If the extraction boat didn't come soon, there wouldn't be anybody to extract.

Farrell lowered his weapon onto the distant target again. One of the gunners jumped up and clawed at his face. The other Spook was staring behind him at the roaring western sky. Farrell's finger squeezed without his conscious volition. As he did so, another striker's rocket hit the Spook weapon. Gun and crew vanished in a blue-white flash.

The boat came in low. It was a flattened cylinder eighty feet long and twenty wide, with the hatches already open along the rear two-thirds of the hull. Oval intakes sucked air through a fusion torus. The gas—any atmosphere would do—was expelled as high-velocity plasma to drive and support the vessel until it reached an altitude from which its magnetic drive could push against the planetary field. Lasers and light shells sparkled against the boat's blackened armor as it overflew the Kalendru infantry.

"C41, go! Go! Go!" Nadia Broz shouted over the command channel. "All strikers aboard in sixty seconds!"

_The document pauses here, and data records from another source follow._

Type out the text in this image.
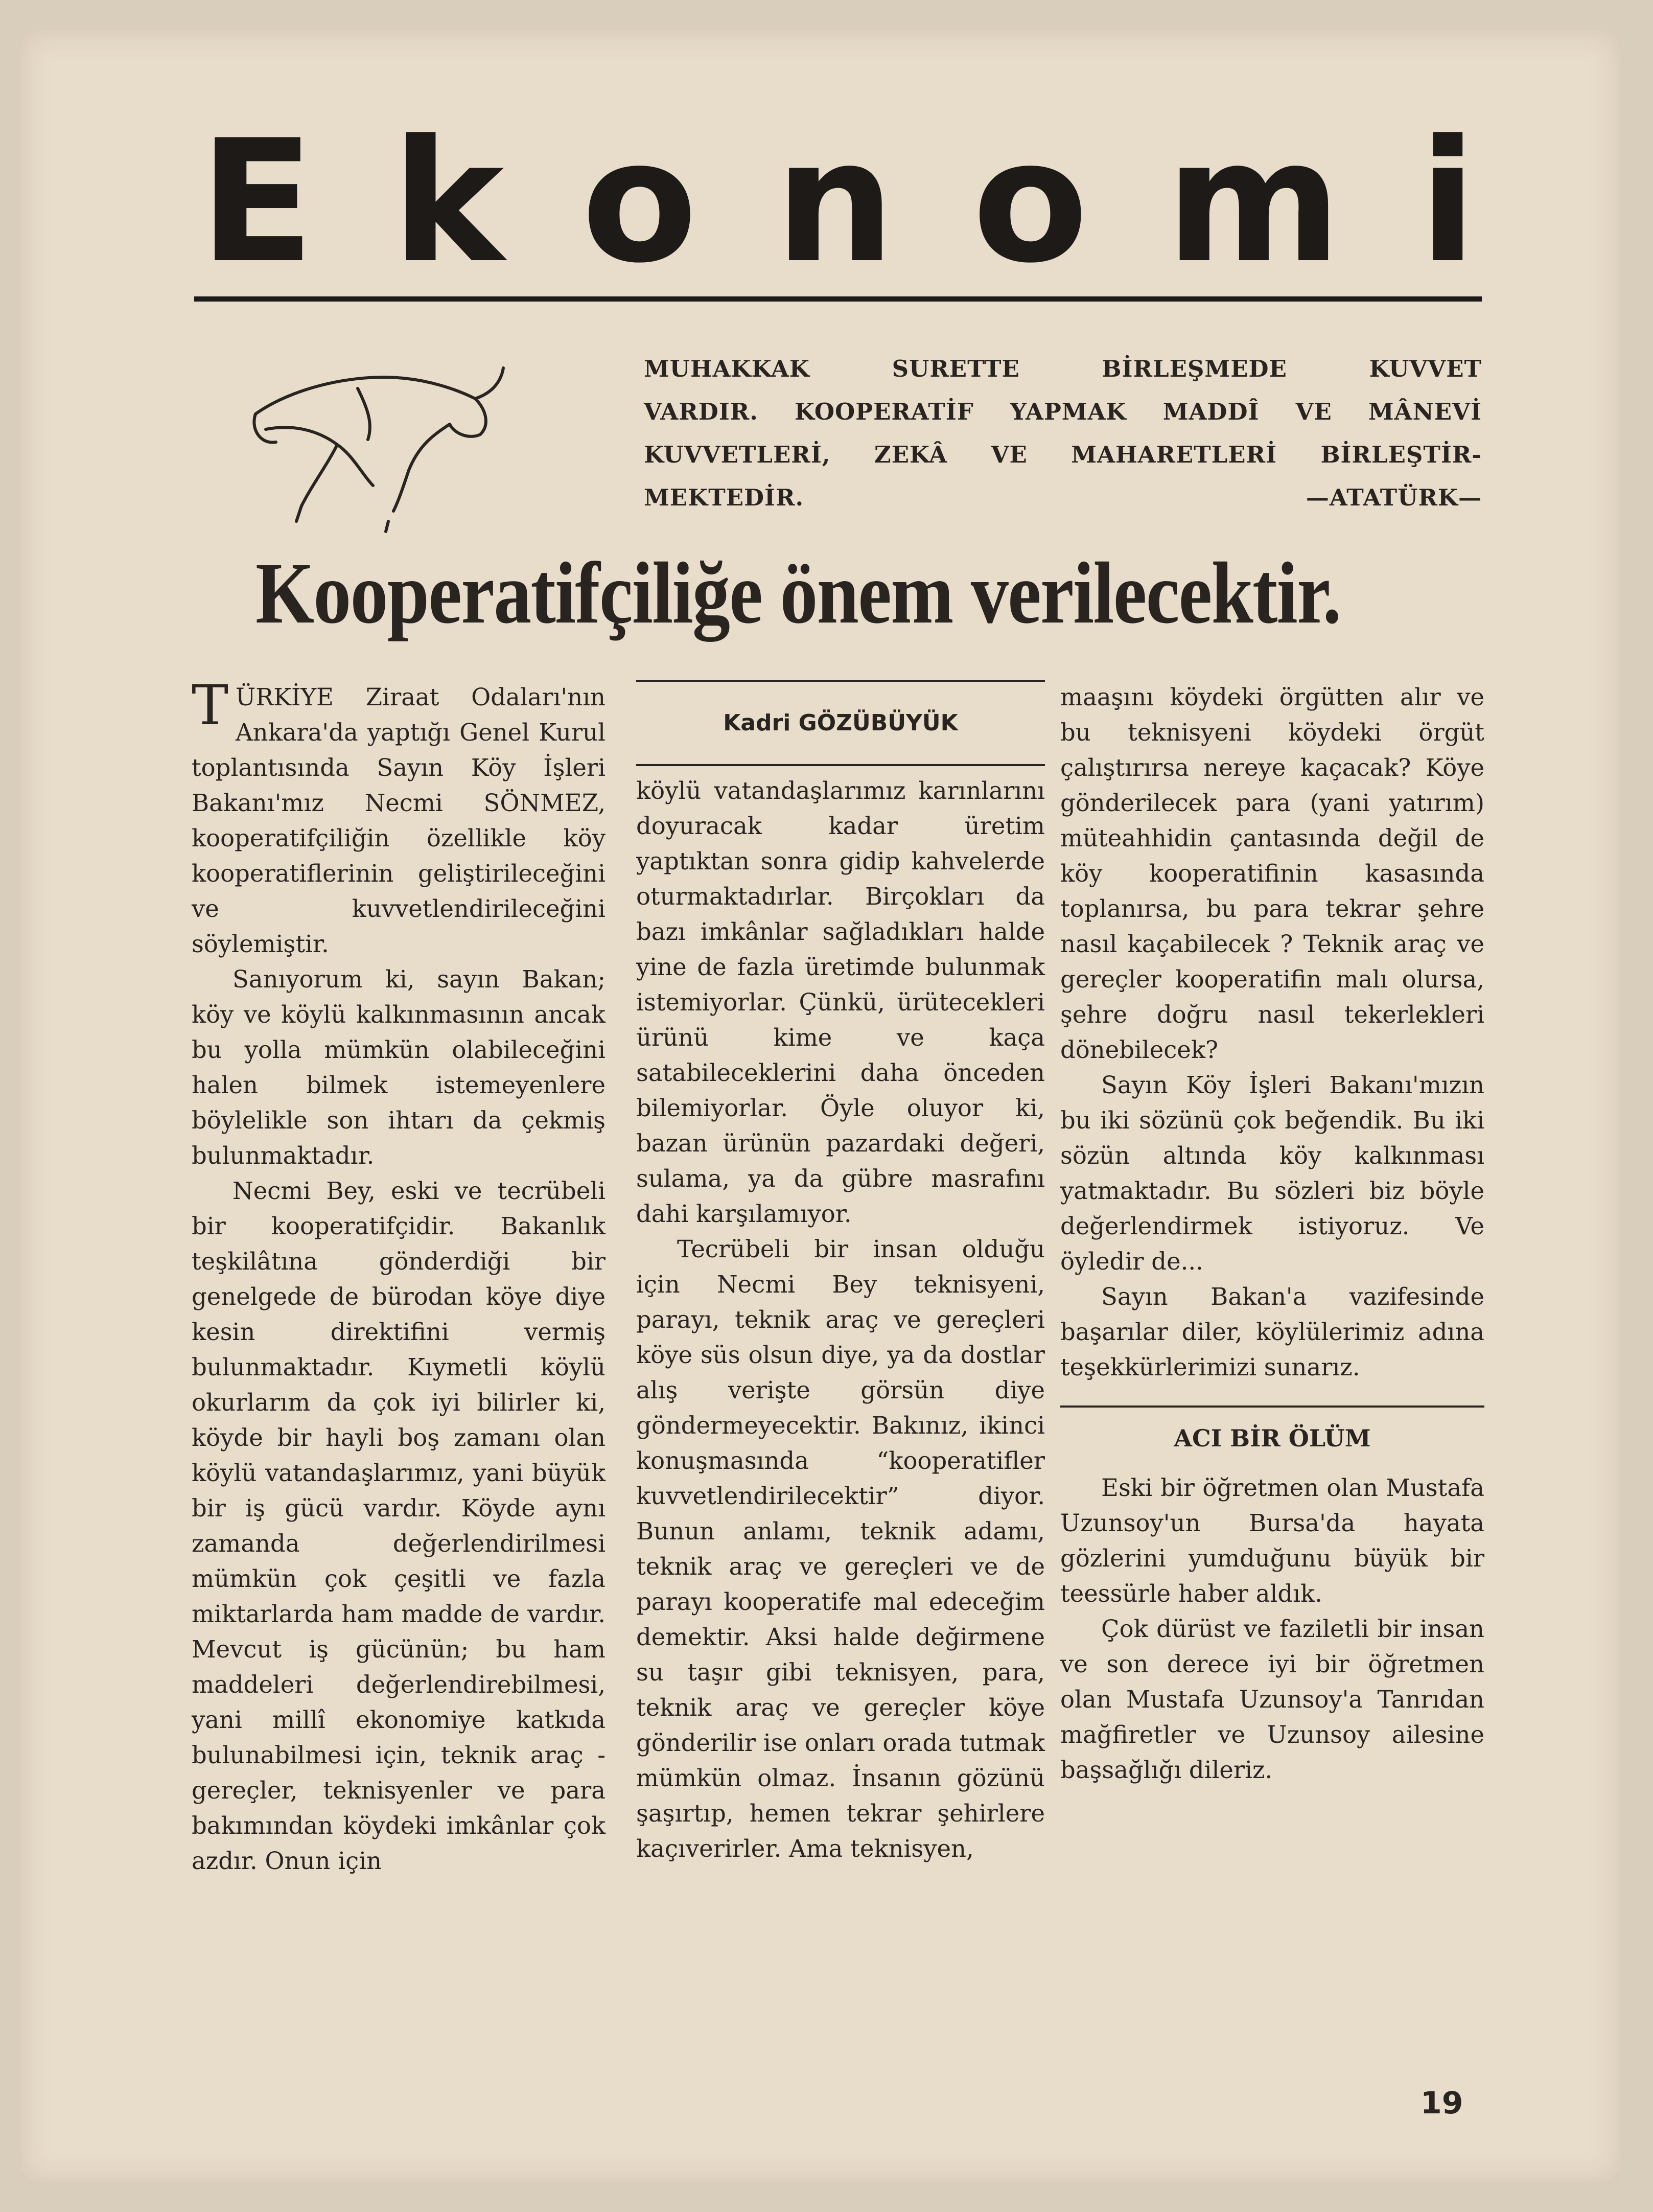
E k o n o m i
MUHAKKAK SURETTE BİRLEŞMEDE KUVVET
VARDIR. KOOPERATİF YAPMAK MADDÎ VE MÂNEVİ
KUVVETLERİ, ZEKÂ VE MAHARETLERİ BİRLEŞTİR-
MEKTEDİR.	—ATATÜRK—
Kooperatifçiliğe önem verilecektir.

TÜRKİYE Ziraat Odaları'nın Ankara'da yaptığı Genel Kurul toplantısında Sayın Köy İşleri Bakanı'mız Necmi SÖNMEZ, kooperatifçiliğin özellikle köy kooperatiflerinin geliştirileceğini ve kuvvetlendirileceğini söylemiştir.

Sanıyorum ki, sayın Bakan; köy ve köylü kalkınmasının ancak bu yolla mümkün olabileceğini halen bilmek istemeyenlere böylelikle son ihtarı da çekmiş bulunmaktadır.

Necmi Bey, eski ve tecrübeli bir kooperatifçidir. Bakanlık teşkilâtına gönderdiği bir genelgede de bürodan köye diye kesin direktifini vermiş bulunmaktadır. Kıymetli köylü okurlarım da çok iyi bilirler ki, köyde bir hayli boş zamanı olan köylü vatandaşlarımız, yani büyük bir iş gücü vardır. Köyde aynı zamanda değerlendirilmesi mümkün çok çeşitli ve fazla miktarlarda ham madde de vardır. Mevcut iş gücünün; bu ham maddeleri değerlendirebilmesi, yani millî ekonomiye katkıda bulunabilmesi için, teknik araç - gereçler, teknisyenler ve para bakımından köydeki imkânlar çok azdır. Onun için

Kadri GÖZÜBÜYÜK

köylü vatandaşlarımız karınlarını doyuracak kadar üretim yaptıktan sonra gidip kahvelerde oturmaktadırlar. Birçokları da bazı imkânlar sağladıkları halde yine de fazla üretimde bulunmak istemiyorlar. Çünkü, ürütecekleri ürünü kime ve kaça satabileceklerini daha önceden bilemiyorlar. Öyle oluyor ki, bazan ürünün pazardaki değeri, sulama, ya da gübre masrafını dahi karşılamıyor.

Tecrübeli bir insan olduğu için Necmi Bey teknisyeni, parayı, teknik araç ve gereçleri köye süs olsun diye, ya da dostlar alış verişte görsün diye göndermeyecektir. Bakınız, ikinci konuşmasında “kooperatifler kuvvetlendirilecektir” diyor. Bunun anlamı, teknik adamı, teknik araç ve gereçleri ve de parayı kooperatife mal edeceğim demektir. Aksi halde değirmene su taşır gibi teknisyen, para, teknik araç ve gereçler köye gönderilir ise onları orada tutmak mümkün olmaz. İnsanın gözünü şaşırtıp, hemen tekrar şehirlere kaçıverirler. Ama teknisyen,

maaşını köydeki örgütten alır ve bu teknisyeni köydeki örgüt çalıştırırsa nereye kaçacak? Köye gönderilecek para (yani yatırım) müteahhidin çantasında değil de köy kooperatifinin kasasında toplanırsa, bu para tekrar şehre nasıl kaçabilecek ? Teknik araç ve gereçler kooperatifin malı olursa, şehre doğru nasıl tekerlekleri dönebilecek?

Sayın Köy İşleri Bakanı'mızın bu iki sözünü çok beğendik. Bu iki sözün altında köy kalkınması yatmaktadır. Bu sözleri biz böyle değerlendirmek istiyoruz. Ve öyledir de...

Sayın Bakan'a vazifesinde başarılar diler, köylülerimiz adına teşekkürlerimizi sunarız.

ACI BİR ÖLÜM

Eski bir öğretmen olan Mustafa Uzunsoy'un Bursa'da hayata gözlerini yumduğunu büyük bir teessürle haber aldık.

Çok dürüst ve faziletli bir insan ve son derece iyi bir öğretmen olan Mustafa Uzunsoy'a Tanrıdan mağfiretler ve Uzunsoy ailesine başsağlığı dileriz.

19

The landing boat hovered, then dropped hard onto the field. The pilot landed with the thrusters shut off to avoid endangering nearby strikers. Three Spook missiles detonated twenty feet above the vessel. Smoke drifted from the point defense turrets in the bow and stern. The triple shockwave rocked the boat but didn't damage it. Strikers started jumping aboard.

Something blew a sullen smoke ring from the Spook-held woods. The fighting had lit several fires. One of them had reached a case of ammunition or grenades.

Farrell looked over his shoulder. Dust and varicolored smoke rose from beyond the warehouses. Some of the buildings were burning also. Farrell's eyes didn't see any strikers that his visor's location chart had missed.

"For Chrissake come on, sir!" Leinsdorf snarled. He gripped Farrell's shoulder and slid him off the APC by main force. Farrell had stopped to provide cover while his strikers withdrew, so he and Leinsdorf still had a hundred yards to run to the boat.

The coil guns in the pickup boat's two lateral blisters raked the Spook positions. The weapons worked by the same principle as stingers but flung half-ounce projectiles. Trees shattered and rock outcrops disintegrated into sparks and lethal fragments.

Salvos of three or four shells each dived on the boat at intervals of a few seconds. Most of the rounds blew up in midair. Clouds of dirty black smoke spread above the vessel. The point defense system cycled flechettes so fast that the mechanisms screamed like saws instead of crackling.

Two of the Spook rounds hit the ground west of the boat. A striker went down; a buddy helped him to his feet. Because the missiles had been badly aimed, the defense system hadn't bothered to engage them. The software targeted only threats to the vessel itself.

Pain crackled along the right side of Farrell's chest. He flipped his visor up so that he could breathe without the constriction of the helmet filters. He should have switched to his oxygen bottle instead. The atmosphere was hot and metallic, sharp with ozone. His legs moved like wooden stumps.

The pickup boat was ten yards away. Strikers in the open bay fired toward the Spook infantry. Abbado and Glasebrook helped the hard-suited striker climb the high step and flop forward on the deck.

Nadia Broz was waiting at the flank of the ship. "Come on!" she screamed. The pilot blipped his air pumps. The thruster inlets honked air and a burp of iridescent plasma seared the ground.

"Go!" Farrell shouted to the pilot on the ground-to-air channel. He turned his head for one last check on any of his people who might be staggering toward pickup without the helmet that ID'd strikers on the locator circuitry. More shells were shrieking down.

Leinsdorf and Broz each grabbed an arm and together hurled their commanding officer aboard the pickup boat. An intense red flash silhouetted them and flung them after Farrell. A shell had landed just short of the vessel.

The boat lifted. The hatches were already closing.

"Medic!" Farrell shouted. He tried to sit up against the weight of Leinsdorf's torso. "Medic!"

The strikers' body armor had performed very well, but there was almost nothing left of either Leinsdorf or Broz below the waist.